Have a look at my floorplan. Each bedroom has a ceiling fan.

An installer came today and the only solution he suggested was to install the mini-split head on the wall between the two bedrooms (in red on the floorplan) and run the cables and pipes through the two closets behind it. Then have the unit push air left and right (I believe the Mitsubishi FE12 allows you to push air in two directions at the same time).

Would there be a better location?
posted by kag to Home & Garden (4 answers total)
 
You'd be much better off getting a bigger outdoor unit and putting a wall cassette in each bedroom. The air will not be distributed evenly throughout the floor with only a single indoor unit, so you aren't really even solving the comfort issue you're having. It is an especially good idea in your case because as is the cool air will just go right down the stairwell, doing hardly anything for the bedrooms.
posted by wierdo at 9:41 AM on July 5, 2017


Huh? That makes no sense.
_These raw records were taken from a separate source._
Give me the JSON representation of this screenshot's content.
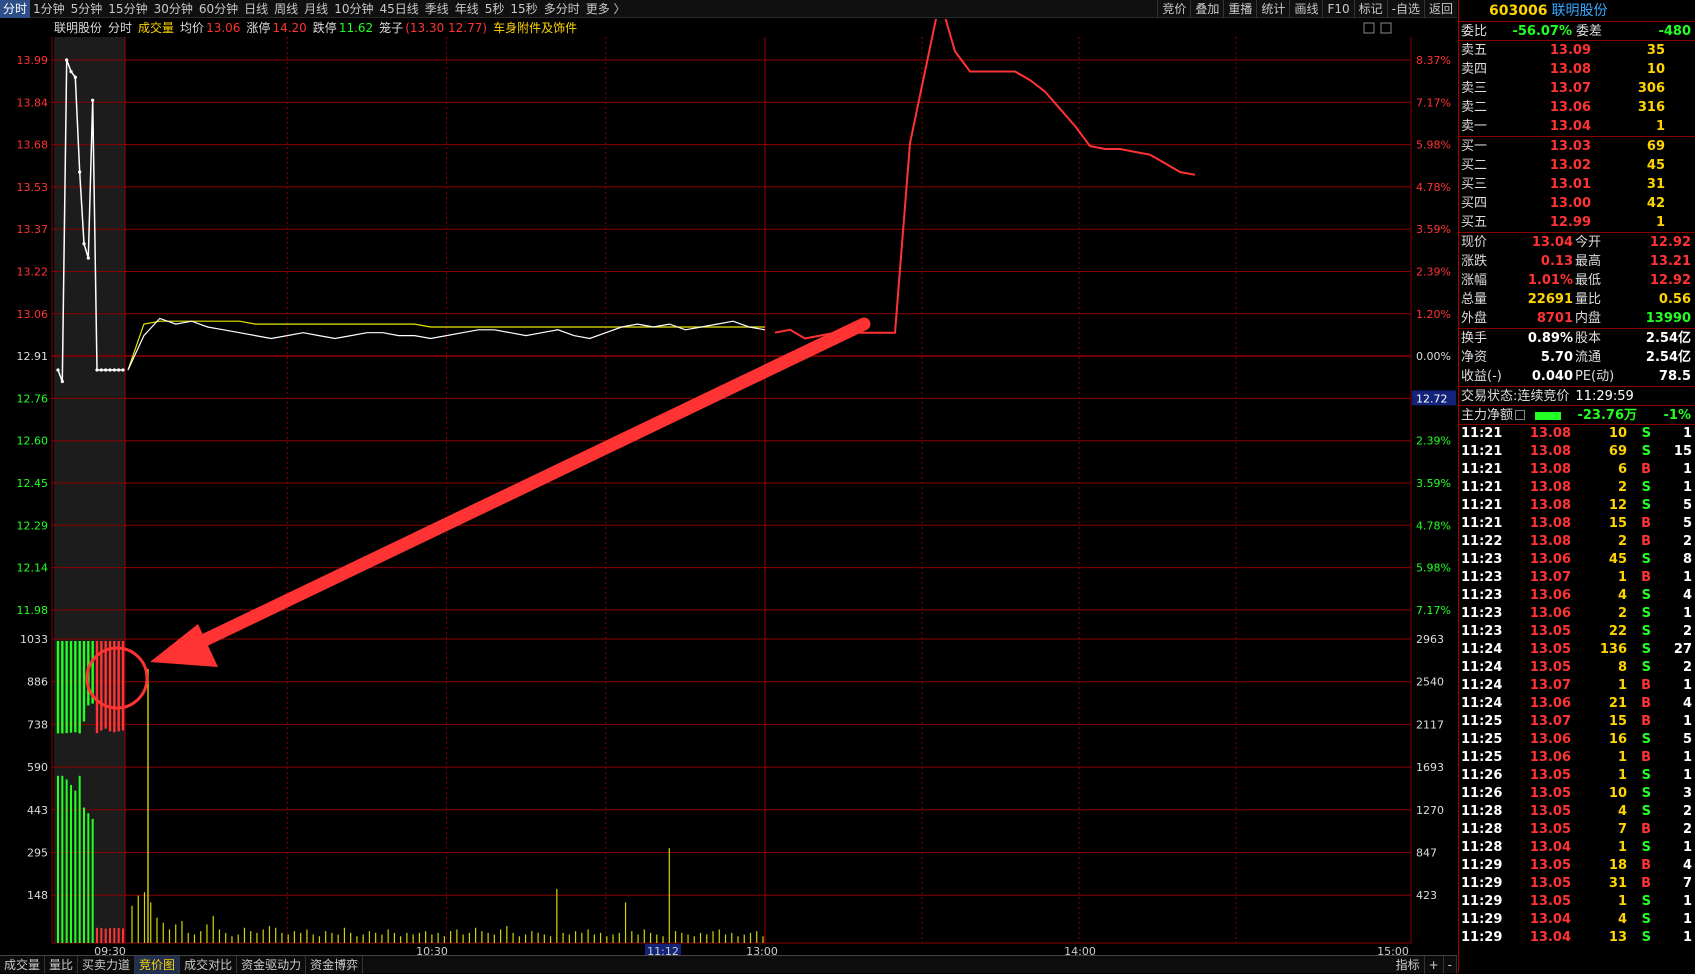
{
  "toolbar": {
    "periods": [
      "分时",
      "1分钟",
      "5分钟",
      "15分钟",
      "30分钟",
      "60分钟",
      "日线",
      "周线",
      "月线",
      "10分钟",
      "45日线",
      "季线",
      "年线",
      "5秒",
      "15秒",
      "多分时",
      "更多 〉"
    ],
    "active_index": 0,
    "right_buttons": [
      "竞价",
      "叠加",
      "重播",
      "统计",
      "画线",
      "F10",
      "标记",
      "-自选",
      "返回"
    ]
  },
  "chart_header": {
    "stock_name": "联明股份",
    "mode": "分时",
    "volume_label": "成交量",
    "avg_label": "均价",
    "avg_value": "13.06",
    "limit_up_label": "涨停",
    "limit_up_value": "14.20",
    "limit_down_label": "跌停",
    "limit_down_value": "11.62",
    "cage_label": "笼子",
    "cage_value": "(13.30 12.77)",
    "sector": "车身附件及饰件",
    "close_mark": "×"
  },
  "price_axis": {
    "left": [
      "13.99",
      "13.84",
      "13.68",
      "13.53",
      "13.37",
      "13.22",
      "13.06",
      "12.91",
      "12.76",
      "12.60",
      "12.45",
      "12.29",
      "12.14",
      "11.98"
    ],
    "right": [
      "8.37%",
      "7.17%",
      "5.98%",
      "4.78%",
      "3.59%",
      "2.39%",
      "1.20%",
      "0.00%",
      "2.39%",
      "3.59%",
      "4.78%",
      "5.98%",
      "7.17%"
    ],
    "right_pos": [
      0,
      1,
      2,
      3,
      4,
      5,
      6,
      7,
      9,
      10,
      11,
      12,
      13
    ],
    "price_tag": "12.72"
  },
  "volume_axis": {
    "left": [
      "1033",
      "886",
      "738",
      "590",
      "443",
      "295",
      "148"
    ],
    "right": [
      "2963",
      "2540",
      "2117",
      "1693",
      "1270",
      "847",
      "423"
    ]
  },
  "time_axis": [
    "09:30",
    "10:30",
    "11:12",
    "13:00",
    "14:00",
    "15:00"
  ],
  "chart_data": {
    "type": "line",
    "xlabel": "",
    "ylabel": "",
    "ylim": [
      11.98,
      13.99
    ],
    "auction": {
      "times": [
        "09:15",
        "09:16",
        "09:17",
        "09:18",
        "09:19",
        "09:20",
        "09:21",
        "09:22",
        "09:23",
        "09:24",
        "09:25",
        "09:26",
        "09:27",
        "09:28",
        "09:29",
        "09:30"
      ],
      "prices": [
        12.91,
        12.87,
        13.99,
        13.95,
        13.93,
        13.6,
        13.35,
        13.3,
        13.85,
        12.91,
        12.91,
        12.91,
        12.91,
        12.91,
        12.91,
        12.91
      ]
    },
    "series": [
      {
        "values": [
          12.91,
          13.03,
          13.09,
          13.07,
          13.08,
          13.06,
          13.05,
          13.04,
          13.03,
          13.02,
          13.03,
          13.04,
          13.03,
          13.02,
          13.03,
          13.04,
          13.04,
          13.03,
          13.03,
          13.02,
          13.03,
          13.04,
          13.05,
          13.05,
          13.04,
          13.03,
          13.04,
          13.05,
          13.03,
          13.02,
          13.04,
          13.06,
          13.07,
          13.06,
          13.07,
          13.05,
          13.06,
          13.07,
          13.08,
          13.06,
          13.05
        ]
      },
      {
        "values": [
          12.91,
          13.07,
          13.08,
          13.08,
          13.08,
          13.08,
          13.08,
          13.08,
          13.07,
          13.07,
          13.07,
          13.07,
          13.07,
          13.07,
          13.07,
          13.07,
          13.07,
          13.07,
          13.07,
          13.06,
          13.06,
          13.06,
          13.06,
          13.06,
          13.06,
          13.06,
          13.06,
          13.06,
          13.06,
          13.06,
          13.06,
          13.06,
          13.06,
          13.06,
          13.06,
          13.06,
          13.06,
          13.06,
          13.06,
          13.06,
          13.06
        ]
      },
      {
        "values": [
          13.04,
          13.05,
          13.02,
          13.03,
          13.04,
          13.04,
          13.04,
          13.04,
          13.04,
          13.7,
          13.95,
          14.2,
          14.02,
          13.95,
          13.95,
          13.95,
          13.95,
          13.92,
          13.88,
          13.82,
          13.76,
          13.69,
          13.68,
          13.68,
          13.67,
          13.66,
          13.63,
          13.6,
          13.59
        ]
      }
    ],
    "auction_volume": [
      1033,
      1033,
      1030,
      1025,
      1020,
      1033,
      900,
      720,
      700,
      1030,
      1000,
      980,
      1010,
      1020,
      1010,
      1000
    ],
    "auction_ratio": [
      2963,
      2963,
      2900,
      2800,
      2700,
      2963,
      2400,
      2300,
      2200,
      2963,
      2900,
      2800,
      2900,
      2950,
      2900,
      2850
    ],
    "volume": [
      110,
      140,
      150,
      120,
      75,
      60,
      40,
      55,
      65,
      30,
      25,
      35,
      55,
      80,
      40,
      30,
      20,
      25,
      45,
      35,
      30,
      40,
      50,
      45,
      30,
      25,
      35,
      30,
      40,
      25,
      20,
      35,
      30,
      25,
      45,
      30,
      20,
      25,
      35,
      30,
      25,
      40,
      30,
      20,
      30,
      25,
      30,
      35,
      25,
      30,
      20,
      35,
      40,
      25,
      30,
      45,
      35,
      30,
      25,
      40,
      50,
      30,
      20,
      25,
      35,
      30,
      25,
      20,
      160,
      30,
      25,
      35,
      30,
      40,
      25,
      30,
      20,
      25,
      30,
      120,
      35,
      25,
      40,
      30,
      25,
      20,
      280,
      35,
      30,
      25,
      20,
      30,
      25,
      35,
      40,
      25,
      30,
      20,
      25,
      30,
      35,
      20
    ]
  },
  "panel": {
    "code": "603006",
    "name": "联明股份",
    "weibi_label": "委比",
    "weibi_value": "-56.07%",
    "weicha_label": "委差",
    "weicha_value": "-480",
    "asks": [
      {
        "label": "卖五",
        "price": "13.09",
        "vol": "35"
      },
      {
        "label": "卖四",
        "price": "13.08",
        "vol": "10"
      },
      {
        "label": "卖三",
        "price": "13.07",
        "vol": "306"
      },
      {
        "label": "卖二",
        "price": "13.06",
        "vol": "316"
      },
      {
        "label": "卖一",
        "price": "13.04",
        "vol": "1"
      }
    ],
    "bids": [
      {
        "label": "买一",
        "price": "13.03",
        "vol": "69"
      },
      {
        "label": "买二",
        "price": "13.02",
        "vol": "45"
      },
      {
        "label": "买三",
        "price": "13.01",
        "vol": "31"
      },
      {
        "label": "买四",
        "price": "13.00",
        "vol": "42"
      },
      {
        "label": "买五",
        "price": "12.99",
        "vol": "1"
      }
    ],
    "stats": [
      {
        "l1": "现价",
        "v1": "13.04",
        "c1": "red",
        "l2": "今开",
        "v2": "12.92",
        "c2": "red"
      },
      {
        "l1": "涨跌",
        "v1": "0.13",
        "c1": "red",
        "l2": "最高",
        "v2": "13.21",
        "c2": "red"
      },
      {
        "l1": "涨幅",
        "v1": "1.01%",
        "c1": "red",
        "l2": "最低",
        "v2": "12.92",
        "c2": "red"
      },
      {
        "l1": "总量",
        "v1": "22691",
        "c1": "yel",
        "l2": "量比",
        "v2": "0.56",
        "c2": "yel"
      },
      {
        "l1": "外盘",
        "v1": "8701",
        "c1": "red",
        "l2": "内盘",
        "v2": "13990",
        "c2": "grn"
      }
    ],
    "stats2": [
      {
        "l1": "换手",
        "v1": "0.89%",
        "c1": "wht",
        "l2": "股本",
        "v2": "2.54亿",
        "c2": "wht"
      },
      {
        "l1": "净资",
        "v1": "5.70",
        "c1": "wht",
        "l2": "流通",
        "v2": "2.54亿",
        "c2": "wht"
      },
      {
        "l1": "收益(-)",
        "v1": "0.040",
        "c1": "wht",
        "l2": "PE(动)",
        "v2": "78.5",
        "c2": "wht"
      }
    ],
    "trade_status_label": "交易状态:",
    "trade_status": "连续竞价",
    "trade_time": "11:29:59",
    "mainflow_label": "主力净额",
    "mainflow_value": "-23.76万",
    "mainflow_pct": "-1%",
    "ticks": [
      {
        "t": "11:21",
        "p": "13.08",
        "v": "10",
        "s": "S",
        "n": "1"
      },
      {
        "t": "11:21",
        "p": "13.08",
        "v": "69",
        "s": "S",
        "n": "15"
      },
      {
        "t": "11:21",
        "p": "13.08",
        "v": "6",
        "s": "B",
        "n": "1"
      },
      {
        "t": "11:21",
        "p": "13.08",
        "v": "2",
        "s": "S",
        "n": "1"
      },
      {
        "t": "11:21",
        "p": "13.08",
        "v": "12",
        "s": "S",
        "n": "5"
      },
      {
        "t": "11:21",
        "p": "13.08",
        "v": "15",
        "s": "B",
        "n": "5"
      },
      {
        "t": "11:22",
        "p": "13.08",
        "v": "2",
        "s": "B",
        "n": "2"
      },
      {
        "t": "11:23",
        "p": "13.06",
        "v": "45",
        "s": "S",
        "n": "8"
      },
      {
        "t": "11:23",
        "p": "13.07",
        "v": "1",
        "s": "B",
        "n": "1"
      },
      {
        "t": "11:23",
        "p": "13.06",
        "v": "4",
        "s": "S",
        "n": "4"
      },
      {
        "t": "11:23",
        "p": "13.06",
        "v": "2",
        "s": "S",
        "n": "1"
      },
      {
        "t": "11:23",
        "p": "13.05",
        "v": "22",
        "s": "S",
        "n": "2"
      },
      {
        "t": "11:24",
        "p": "13.05",
        "v": "136",
        "s": "S",
        "n": "27"
      },
      {
        "t": "11:24",
        "p": "13.05",
        "v": "8",
        "s": "S",
        "n": "2"
      },
      {
        "t": "11:24",
        "p": "13.07",
        "v": "1",
        "s": "B",
        "n": "1"
      },
      {
        "t": "11:24",
        "p": "13.06",
        "v": "21",
        "s": "B",
        "n": "4"
      },
      {
        "t": "11:25",
        "p": "13.07",
        "v": "15",
        "s": "B",
        "n": "1"
      },
      {
        "t": "11:25",
        "p": "13.06",
        "v": "16",
        "s": "S",
        "n": "5"
      },
      {
        "t": "11:25",
        "p": "13.06",
        "v": "1",
        "s": "B",
        "n": "1"
      },
      {
        "t": "11:26",
        "p": "13.05",
        "v": "1",
        "s": "S",
        "n": "1"
      },
      {
        "t": "11:26",
        "p": "13.05",
        "v": "10",
        "s": "S",
        "n": "3"
      },
      {
        "t": "11:28",
        "p": "13.05",
        "v": "4",
        "s": "S",
        "n": "2"
      },
      {
        "t": "11:28",
        "p": "13.05",
        "v": "7",
        "s": "B",
        "n": "2"
      },
      {
        "t": "11:28",
        "p": "13.04",
        "v": "1",
        "s": "S",
        "n": "1"
      },
      {
        "t": "11:29",
        "p": "13.05",
        "v": "18",
        "s": "B",
        "n": "4"
      },
      {
        "t": "11:29",
        "p": "13.05",
        "v": "31",
        "s": "B",
        "n": "7"
      },
      {
        "t": "11:29",
        "p": "13.05",
        "v": "1",
        "s": "S",
        "n": "1"
      },
      {
        "t": "11:29",
        "p": "13.04",
        "v": "4",
        "s": "S",
        "n": "1"
      },
      {
        "t": "11:29",
        "p": "13.04",
        "v": "13",
        "s": "S",
        "n": "1"
      }
    ]
  },
  "bottom_tabs": [
    "成交量",
    "量比",
    "买卖力道",
    "竞价图",
    "成交对比",
    "资金驱动力",
    "资金博弈"
  ],
  "bottom_active": 3,
  "bottom_right": [
    "指标",
    "+",
    "-"
  ],
  "colors": {
    "up": "#ff3333",
    "down": "#22ff22",
    "grid": "#8a0000",
    "avg": "#e6e600",
    "price": "#ffffff"
  }
}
You'd be paying to actively cool the only space where nobody sleeps or lives, and a stairwell. Just invest a little more to have this done properly: buy one shared compressor and install indoor units in each bedroom.
posted by halogen at 9:45 AM on July 5, 2017


Yeah, that stairwell will suck all the cool air down.
posted by intermod at 7:44 PM on July 5, 2017


Your installer is suggesting something you will not be happy with and makes no sense. Consider talking to someone else, that he would suggest this is a good idea either means he's not experienced or is happy to accommodate your idea without telling you it's bad because it's a paycheck.

Ac should generally be installed with the baseline standard of "one per room you want cooling in," whether that means a central ac with vents in rooms, Minisplits, window units, etc.

Your current set up will meaning the cooling will be limited to the hallway. You'll get a tiny bit of carryover into the other rooms if you leave the doors open all the time, get an oversized unit, and run the ac all the time, and even then it won't be enough. Window units in all the bedrooms would have better performance than the single minisplit in the hallway idea.

Could you clarify why you'd want only one, and specifically a minisplit?